In August 2018, Cohen pleaded guilty to eight charges, including five counts of tax evasion, one count of making a false statement to a financial institution, one count of being a "willful cause" of an unlawful corporate contribution, and one count of making an excessive campaign contribution, the latter two stemming from the "hush money" payments made to Daniels and McDougal. Prosecutors held that the payments made by Cohen violated federal campaign finance laws because they were meant to benefit the campaign but did not come from campaign contributions and were not reported to the Federal Election Commission (FEC). The payments therefore constituted illegal in-kind contributions to the Trump campaign that violated laws limiting such donations to $2,700 and requiring their disclosure to the FEC.

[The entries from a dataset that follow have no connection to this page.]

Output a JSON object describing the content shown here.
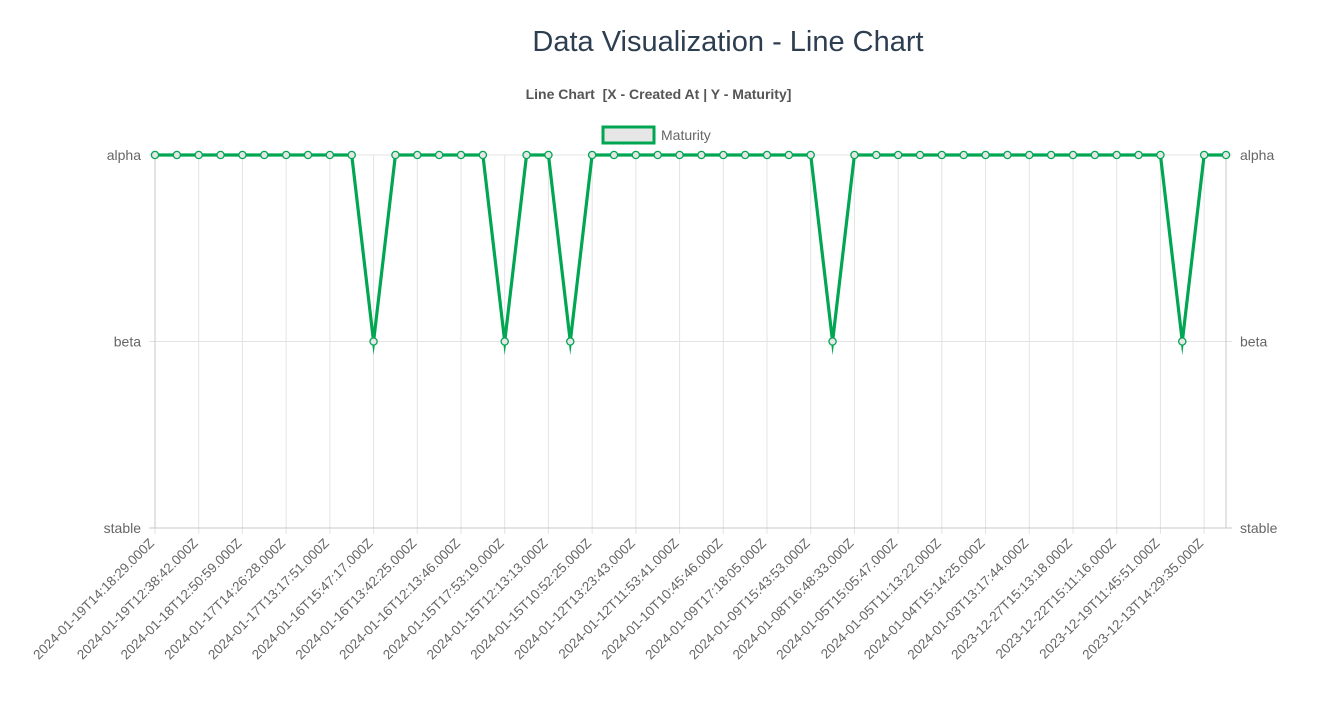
{
  "page": {
    "title": "Data Visualization - Line Chart"
  },
  "chart_data": {
    "type": "line",
    "title": "Line Chart  [X - Created At | Y - Maturity]",
    "y_categories": [
      "stable",
      "beta",
      "alpha"
    ],
    "axis_right": true,
    "grid": true,
    "legend_position": "top",
    "x_tick_labels": [
      "2024-01-19T14:18:29.000Z",
      "2024-01-19T12:38:42.000Z",
      "2024-01-18T12:50:59.000Z",
      "2024-01-17T14:26:28.000Z",
      "2024-01-17T13:17:51.000Z",
      "2024-01-16T15:47:17.000Z",
      "2024-01-16T13:42:25.000Z",
      "2024-01-16T12:13:46.000Z",
      "2024-01-15T17:53:19.000Z",
      "2024-01-15T12:13:13.000Z",
      "2024-01-15T10:52:25.000Z",
      "2024-01-12T13:23:43.000Z",
      "2024-01-12T11:53:41.000Z",
      "2024-01-10T10:45:46.000Z",
      "2024-01-09T17:18:05.000Z",
      "2024-01-09T15:43:53.000Z",
      "2024-01-08T16:48:33.000Z",
      "2024-01-05T15:05:47.000Z",
      "2024-01-05T11:13:22.000Z",
      "2024-01-04T15:14:25.000Z",
      "2024-01-03T13:17:44.000Z",
      "2023-12-27T15:13:18.000Z",
      "2023-12-22T15:11:16.000Z",
      "2023-12-19T11:45:51.000Z",
      "2023-12-13T14:29:35.000Z"
    ],
    "series": [
      {
        "name": "Maturity",
        "color": "#00a651",
        "fill": "#e6e6e6",
        "values": [
          "alpha",
          "alpha",
          "alpha",
          "alpha",
          "alpha",
          "alpha",
          "alpha",
          "alpha",
          "alpha",
          "alpha",
          "beta",
          "alpha",
          "alpha",
          "alpha",
          "alpha",
          "alpha",
          "beta",
          "alpha",
          "alpha",
          "beta",
          "alpha",
          "alpha",
          "alpha",
          "alpha",
          "alpha",
          "alpha",
          "alpha",
          "alpha",
          "alpha",
          "alpha",
          "alpha",
          "beta",
          "alpha",
          "alpha",
          "alpha",
          "alpha",
          "alpha",
          "alpha",
          "alpha",
          "alpha",
          "alpha",
          "alpha",
          "alpha",
          "alpha",
          "alpha",
          "alpha",
          "alpha",
          "beta",
          "alpha",
          "alpha"
        ]
      }
    ]
  }
}
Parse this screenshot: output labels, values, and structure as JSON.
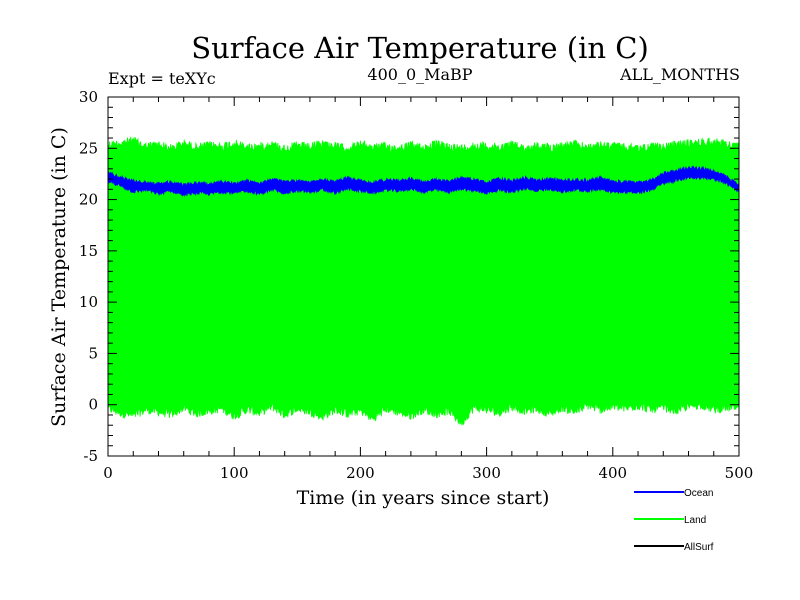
{
  "chart_data": {
    "type": "line",
    "title": "Surface Air Temperature (in C)",
    "subtitle_left": "Expt = teXYc",
    "subtitle_center": "400_0_MaBP",
    "subtitle_right": "ALL_MONTHS",
    "xlabel": "Time (in years since start)",
    "ylabel": "Surface Air Temperature (in C)",
    "xlim": [
      0,
      500
    ],
    "ylim": [
      -5,
      30
    ],
    "x_ticks": [
      0,
      100,
      200,
      300,
      400,
      500
    ],
    "y_ticks": [
      -5,
      0,
      5,
      10,
      15,
      20,
      25,
      30
    ],
    "grid": false,
    "legend_position": "bottom-right",
    "series": [
      {
        "name": "Ocean",
        "color": "#0000ff",
        "x": [
          0,
          10,
          20,
          30,
          40,
          50,
          60,
          70,
          80,
          90,
          100,
          110,
          120,
          130,
          140,
          150,
          160,
          170,
          180,
          190,
          200,
          210,
          220,
          230,
          240,
          250,
          260,
          270,
          280,
          290,
          300,
          310,
          320,
          330,
          340,
          350,
          360,
          370,
          380,
          390,
          400,
          410,
          420,
          430,
          440,
          450,
          460,
          470,
          480,
          490,
          500
        ],
        "y_min": [
          21.6,
          21.2,
          20.6,
          20.8,
          20.4,
          20.7,
          20.3,
          20.5,
          20.4,
          20.6,
          20.5,
          20.7,
          20.4,
          20.8,
          20.5,
          20.7,
          20.6,
          20.8,
          20.5,
          20.9,
          20.7,
          20.5,
          20.8,
          20.7,
          20.9,
          20.6,
          20.8,
          20.6,
          20.9,
          20.7,
          20.5,
          20.8,
          20.6,
          20.9,
          20.7,
          20.9,
          20.6,
          20.8,
          20.7,
          20.9,
          20.6,
          20.6,
          20.5,
          20.8,
          21.4,
          21.7,
          22.0,
          22.0,
          21.8,
          21.4,
          20.7
        ],
        "y_max": [
          22.8,
          22.4,
          22.0,
          21.8,
          21.7,
          21.9,
          21.6,
          21.8,
          21.7,
          21.9,
          21.7,
          22.0,
          21.8,
          22.1,
          21.9,
          22.0,
          21.8,
          22.1,
          21.9,
          22.3,
          22.0,
          21.8,
          22.1,
          22.0,
          22.2,
          21.9,
          22.1,
          21.9,
          22.3,
          22.1,
          21.8,
          22.2,
          22.0,
          22.3,
          22.0,
          22.2,
          22.0,
          22.1,
          22.0,
          22.3,
          21.9,
          21.9,
          21.8,
          22.0,
          22.7,
          23.0,
          23.3,
          23.2,
          22.9,
          22.4,
          21.6
        ]
      },
      {
        "name": "Land",
        "color": "#00ff00",
        "x": [
          0,
          10,
          20,
          30,
          40,
          50,
          60,
          70,
          80,
          90,
          100,
          110,
          120,
          130,
          140,
          150,
          160,
          170,
          180,
          190,
          200,
          210,
          220,
          230,
          240,
          250,
          260,
          270,
          280,
          290,
          300,
          310,
          320,
          330,
          340,
          350,
          360,
          370,
          380,
          390,
          400,
          410,
          420,
          430,
          440,
          450,
          460,
          470,
          480,
          490,
          500
        ],
        "y_min": [
          -0.8,
          -1.2,
          -1.5,
          -0.9,
          -1.1,
          -1.4,
          -0.7,
          -1.3,
          -1.0,
          -0.8,
          -1.5,
          -0.9,
          -1.2,
          -0.6,
          -1.4,
          -0.8,
          -1.1,
          -1.6,
          -0.9,
          -1.3,
          -1.0,
          -1.8,
          -0.8,
          -1.1,
          -1.5,
          -0.9,
          -1.3,
          -1.0,
          -2.2,
          -0.7,
          -0.9,
          -1.2,
          -0.6,
          -1.0,
          -0.8,
          -1.3,
          -0.7,
          -1.1,
          -0.5,
          -0.9,
          -0.6,
          -0.8,
          -0.5,
          -0.9,
          -0.7,
          -1.0,
          -0.6,
          -0.4,
          -0.9,
          -0.7,
          -0.8
        ],
        "y_max": [
          25.8,
          25.9,
          26.2,
          25.6,
          25.8,
          25.4,
          25.9,
          25.5,
          25.7,
          25.6,
          25.9,
          25.5,
          25.6,
          25.8,
          25.4,
          25.7,
          25.5,
          25.9,
          25.6,
          25.4,
          25.8,
          25.5,
          25.6,
          25.4,
          25.7,
          25.5,
          25.8,
          25.6,
          25.4,
          25.7,
          25.6,
          25.5,
          25.8,
          25.4,
          25.6,
          25.5,
          25.7,
          25.8,
          25.5,
          25.7,
          25.6,
          25.5,
          25.4,
          25.6,
          25.5,
          25.8,
          25.9,
          26.0,
          26.1,
          25.8,
          25.6
        ]
      },
      {
        "name": "AllSurf",
        "color": "#000000",
        "x": [],
        "y": []
      }
    ]
  }
}
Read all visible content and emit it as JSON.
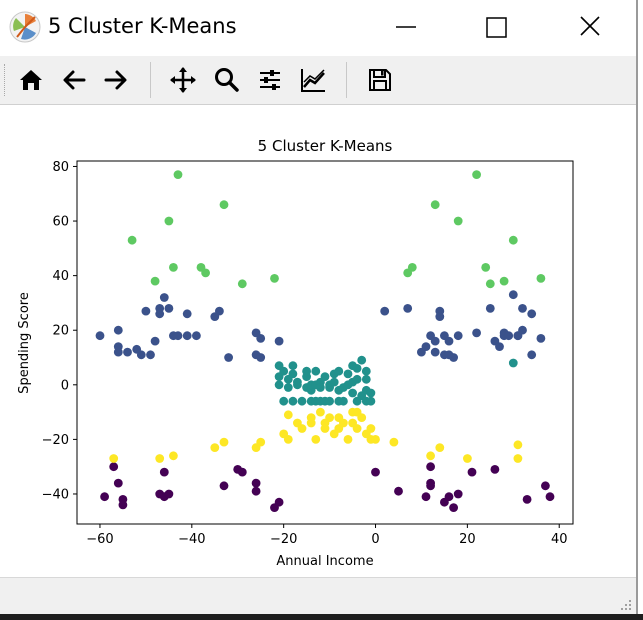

Whether Trump himself could be charged with engaging in a criminal scheme to violate campaign finance laws for his involvement in the hush money payments is still a matter of legal debate, but the issue took a dramatic turn in February 2019 when Cohen revealed before Congress that he was paid reimbursement for the hush money directly from Trump's personal bank account after Trump became president.
"Cohen's public testimony directly implicates Trump in serious campaign finance violations," former FEC General Counsel Lawrence Noble told the Washington Post. "Assuming Cohen is telling the truth about the purpose of the checks, the checks are documentary evidence supporting the allegation that Trump had Cohen pay Daniels $135,000 in hush money and then reimbursed Cohen."
All in all, events proved the FBI had good reason to raid Cohen's office, as they gathered evidence of multiple federal crimes (beyond just campaign finance violations) to which Cohen pleaded guilty. Bill Clinton's payment to Paula Jones was a settlement of a civil lawsuit that did not involve any criminal matter or criminal wrongdoing, and thus it was of no legitimate interest to law enforcement. The only commonality between the two cases was that they involved payments by politicians to women, but for very different reasons and circumstances.